V. Ce que la pratique parisienne commande d’éviter
Trois erreurs reviennent sans cesse.
Première erreur : parler du montant de la créance avant d’avoir verrouillé le fondement du relevé. Or, si le dossier repose sur une omission du débiteur, il faut d’abord démontrer cette omission. Si le dossier repose sur l’absence de faute du créancier, il faut d’abord prouver cette absence.
Deuxième erreur : produire une requête sans projet de déclaration. Cela donne au dossier un aspect inachevé.
Troisième erreur : oublier que le relevé ne vaut pas admission. Même relevé, le créancier devra encore passer l’étape de la vérification de créance. Le satellite ne doit donc pas promettre l’impossible ; il doit promettre la réintégration dans la procédure.
VI. Pourquoi cet angle local apporte un vrai delta concurrentiel
La concurrence FR consultée aujourd’hui sur relevé de forclusion est majoritairement composée de pages de greffes consulaires.
La page du greffe de Nice donne le H1 Le relevé de forclusion, puis un H2 La requête, et décrit surtout le délai de six mois, la transmission au juge-commissaire et le recours.

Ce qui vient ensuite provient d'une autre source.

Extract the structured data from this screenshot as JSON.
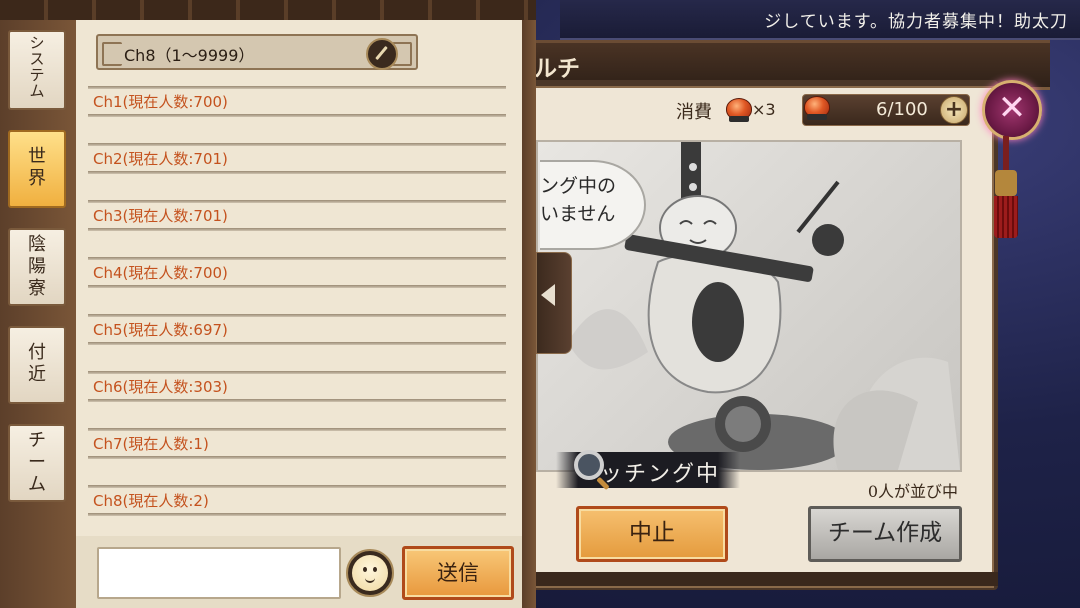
{
  "ticker": {
    "text": "ジしています。協力者募集中！助太刀"
  },
  "title": {
    "text": "ルチ"
  },
  "cost": {
    "label": "消費",
    "multiplier": "×3"
  },
  "stock": {
    "value": "6/100",
    "plus": "+"
  },
  "close": {
    "icon": "close-icon"
  },
  "speech": {
    "text": "ング中の\nいません"
  },
  "matching": {
    "text": "ッチング中"
  },
  "queue": {
    "text": "0人が並び中"
  },
  "buttons": {
    "cancel": "中止",
    "create_team": "チーム作成",
    "send": "送信"
  },
  "tabs": [
    {
      "label": "システム",
      "active": false
    },
    {
      "label": "世界",
      "active": true
    },
    {
      "label": "陰陽寮",
      "active": false
    },
    {
      "label": "付近",
      "active": false
    },
    {
      "label": "チーム",
      "active": false
    }
  ],
  "channel_selector": {
    "text": "Ch8（1〜9999）"
  },
  "channels": [
    "Ch1(現在人数:700)",
    "Ch2(現在人数:701)",
    "Ch3(現在人数:701)",
    "Ch4(現在人数:700)",
    "Ch5(現在人数:697)",
    "Ch6(現在人数:303)",
    "Ch7(現在人数:1)",
    "Ch8(現在人数:2)"
  ],
  "chat_input": {
    "value": "",
    "placeholder": ""
  },
  "colors": {
    "accent_orange": "#e8983c",
    "channel_text": "#c4521e",
    "close_magenta": "#a0366e"
  }
}
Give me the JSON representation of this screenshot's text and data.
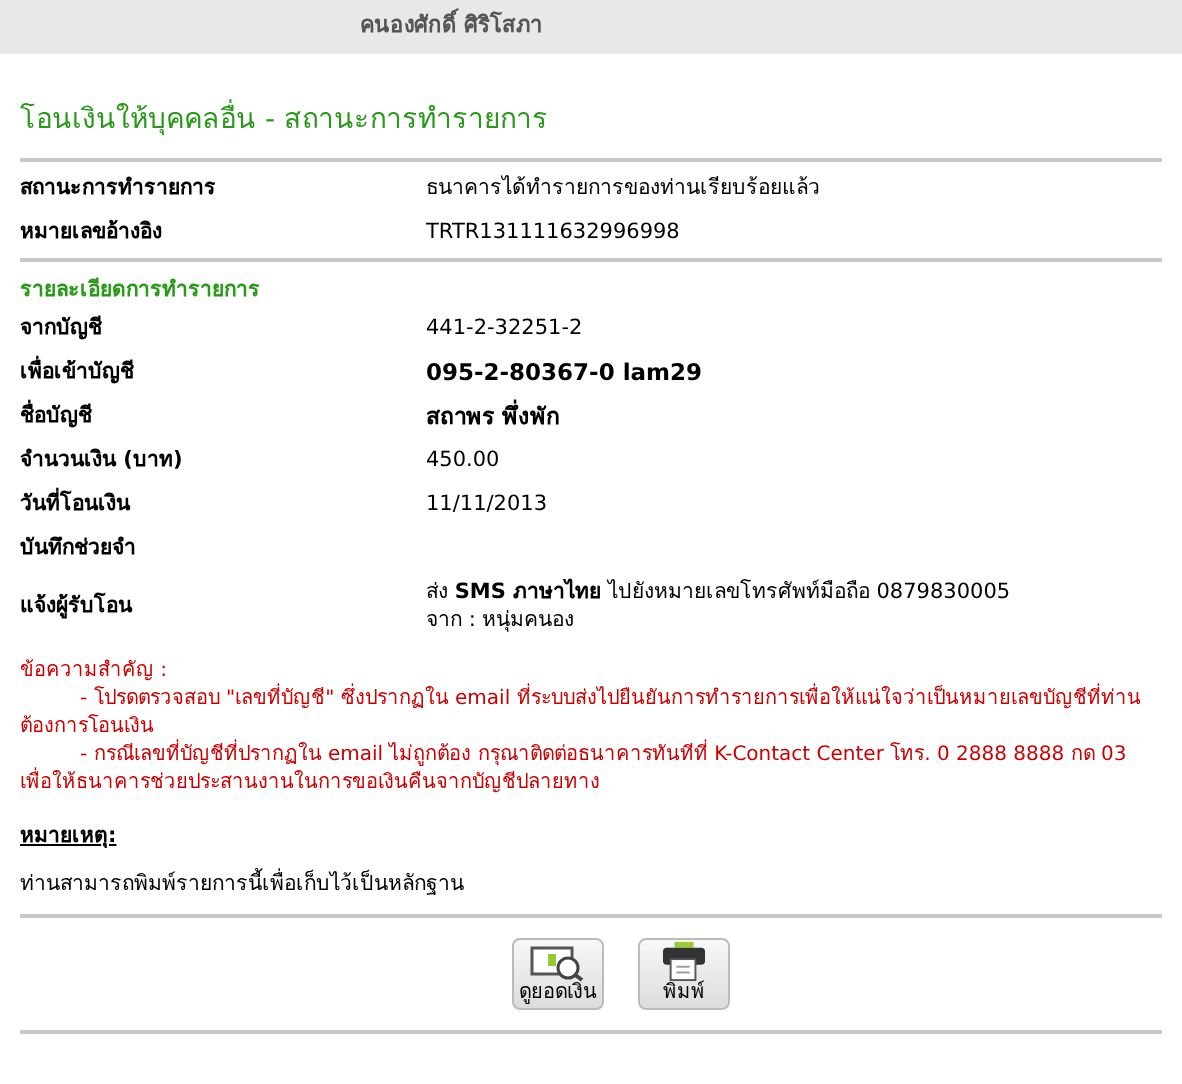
{
  "header": {
    "user_name": "คนองศักดิ์ ศิริโสภา"
  },
  "title": "โอนเงินให้บุคคลอื่น - สถานะการทำรายการ",
  "status_rows": [
    {
      "label": "สถานะการทำรายการ",
      "value": "ธนาคารได้ทำรายการของท่านเรียบร้อยแล้ว"
    },
    {
      "label": "หมายเลขอ้างอิง",
      "value": "TRTR131111632996998"
    }
  ],
  "details": {
    "heading": "รายละเอียดการทำรายการ",
    "rows": [
      {
        "label": "จากบัญชี",
        "value": "441-2-32251-2"
      },
      {
        "label": "เพื่อเข้าบัญชี",
        "value": "095-2-80367-0 lam29",
        "bold": true
      },
      {
        "label": "ชื่อบัญชี",
        "value": "สถาพร พึ่งพัก",
        "bold": true
      },
      {
        "label": "จำนวนเงิน (บาท)",
        "value": "450.00"
      },
      {
        "label": "วันที่โอนเงิน",
        "value": "11/11/2013"
      },
      {
        "label": "บันทึกช่วยจำ"
      },
      {
        "label": "แจ้งผู้รับโอน",
        "value": "ส่ง **SMS ภาษาไทย** ไปยังหมายเลขโทรศัพท์มือถือ 0879830005",
        "value_line_2": "จาก : หนุ่มคนอง"
      }
    ]
  },
  "important": {
    "title": "ข้อความสำคัญ :",
    "items": [
      "- โปรดตรวจสอบ \"เลขที่บัญชี\" ซึ่งปรากฏใน email ที่ระบบส่งไปยืนยันการทำรายการเพื่อให้แน่ใจว่าเป็นหมายเลขบัญชีที่ท่านต้องการโอนเงิน",
      "- กรณีเลขที่บัญชีที่ปรากฏใน email ไม่ถูกต้อง กรุณาติดต่อธนาคารทันทีที่ K-Contact Center โทร. 0 2888 8888 กด 03 เพื่อให้ธนาคารช่วยประสานงานในการขอเงินคืนจากบัญชีปลายทาง"
    ]
  },
  "remark": {
    "title": "หมายเหตุ:",
    "text": "ท่านสามารถพิมพ์รายการนี้เพื่อเก็บไว้เป็นหลักฐาน"
  },
  "buttons": [
    {
      "kind": "balance",
      "label": "ดูยอดเงิน"
    },
    {
      "kind": "print",
      "label": "พิมพ์"
    }
  ]
}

Les pages des greffes de Niort et de Poitiers affichent le H1 Déposer une requête en relevé de forclusion, puis des H2 visibles sur le dépôt, le coût, les délais, la procédure et les recours.
Ces contenus sont utiles pour la mécanique locale de dépôt, mais ils ne donnent pas :
- la cartographie Paris / Nanterre / Versailles depuis la bascule TAE ;
- les chiffres publics du baromètre parisien ;
- la méthode de constitution du dossier probatoire ;
- l’articulation avec la pillar de fond sur la déclaration de créance ;
- la distinction entre requête de relevé et admission de la créance.
Le delta de ce satellite est donc concret : juridiction, délai public, pièces, et stratégie locale.
VII. La bonne méthode à Paris et en Île-de-France
Dans les 48 heures, il faut :
- récupérer le jugement d’ouverture et le BODACC ;
- identifier précisément la juridiction de la procédure ;
- vérifier si l’omission du créancier sur la liste peut être prouvée ;
- préparer le projet de déclaration de créance ;
- déposer une requête qui traite d’abord le fondement du relevé, ensuite le chiffrage.
Pour l’analyse complète du mécanisme, des arrêts de 2021 et 2024, et des conditions de succès du relevé de forclusion, revenir au principal : Relevé de forclusion : créancier oublié dans une procédure collective, comment sauver votre déclaration de créance.
Voir aussi la page service utile dans le cluster : avocat procédures collectives à Paris.